The employer-insurer position would be as follows: At the time of recovery they had paid out $4,227.85 in benefits, medical and burial, but recouped this amount in full from the recovery. After taking credit for the balance of their share in the recovery ($2,003.89) they would be required to make future payments of $6,555, which, with the credits received from the third-party recovery, would completely discharge the award of $12,797.85. If we deduct from the total award their proportionate share of the expenses ($6,567.41) we get the figure of $6,230.44 (employer's share of the net recovery) and find that the employer-insurer has thus recouped the amount of the award ($12,797.85) less their proportionate share of the expenses ($6,567.41) or $6,230.44.
While the end result will be the same, we do not believe this identical procedure can be applied in our particular case because (1) defendants continued to pay benefits after recovery was effected and (2) defendants did not seek or ask for a division until October 29, 1959, almost two years after the recovery and thereby, we think, consented to or at least acquiesced in the payment of their share in the recovery to the plaintiff.
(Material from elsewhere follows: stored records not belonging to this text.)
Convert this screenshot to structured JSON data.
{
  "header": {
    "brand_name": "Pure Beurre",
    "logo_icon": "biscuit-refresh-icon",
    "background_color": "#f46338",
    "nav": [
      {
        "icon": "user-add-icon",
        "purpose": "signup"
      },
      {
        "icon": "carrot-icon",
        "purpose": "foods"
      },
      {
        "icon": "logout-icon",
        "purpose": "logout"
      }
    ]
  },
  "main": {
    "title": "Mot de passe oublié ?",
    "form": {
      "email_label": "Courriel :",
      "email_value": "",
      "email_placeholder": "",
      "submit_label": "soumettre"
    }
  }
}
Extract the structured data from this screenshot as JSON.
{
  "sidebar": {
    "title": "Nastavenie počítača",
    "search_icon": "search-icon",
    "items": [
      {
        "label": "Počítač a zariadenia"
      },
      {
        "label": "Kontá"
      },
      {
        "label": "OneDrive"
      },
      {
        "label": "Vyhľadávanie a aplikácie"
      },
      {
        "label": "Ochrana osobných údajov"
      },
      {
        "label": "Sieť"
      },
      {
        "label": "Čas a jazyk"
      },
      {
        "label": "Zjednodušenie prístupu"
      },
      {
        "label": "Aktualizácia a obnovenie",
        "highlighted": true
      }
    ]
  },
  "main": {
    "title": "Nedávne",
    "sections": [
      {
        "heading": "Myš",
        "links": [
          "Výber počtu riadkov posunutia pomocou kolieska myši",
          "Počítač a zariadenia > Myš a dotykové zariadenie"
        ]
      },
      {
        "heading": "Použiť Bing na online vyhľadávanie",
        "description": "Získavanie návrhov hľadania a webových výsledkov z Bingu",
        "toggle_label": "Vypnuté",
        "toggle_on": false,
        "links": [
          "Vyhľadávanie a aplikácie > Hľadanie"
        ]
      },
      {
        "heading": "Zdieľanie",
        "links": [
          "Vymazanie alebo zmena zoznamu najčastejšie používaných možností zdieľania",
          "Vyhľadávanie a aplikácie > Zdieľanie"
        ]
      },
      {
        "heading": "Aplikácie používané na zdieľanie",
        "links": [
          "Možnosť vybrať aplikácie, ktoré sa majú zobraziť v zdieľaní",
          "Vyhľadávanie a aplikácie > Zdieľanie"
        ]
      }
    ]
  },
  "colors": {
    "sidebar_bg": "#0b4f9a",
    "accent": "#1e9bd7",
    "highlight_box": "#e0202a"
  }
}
Under such circumstances this Court and the Commission can only see to it that they receive full credit therefor on their award obligation.
In our case the employer has already paid, by cash or credit:
$ 797.85 Funeral and medical expense $ 3,800.00 Benefits paid. 108 4/7ths weeks' compensation. $ 6,231.74 Employer's share award 178 weeks' compensation-credit. ---------- --- $10,829.59 Total credits 286 4/7ths weeks' compensation. $ 1,968.26 Still due on award or 56 weeks' compensation. -------- The second and third items pay the compensation award until July 17, 1961, at which time payment of death benefits shall be resumed and continue for 56 weeks and *251 until the compensation award is fully satisfied.
Our procedure is at least substantially the same as that applied by the Industrial Commission. Our calculations arrive at the same totals except that in some of the computations there are slight variances in amounts. Therefore, we find the judgment of the trial court affirming the "order modifying award" entered herein on February 29, 1960, by the Commission to be correct.
The judgment is affirmed.
SPERRY, C., concurs.
The foregoing opinion of MAUGHMER, C., is adopted as the opinion of the Court.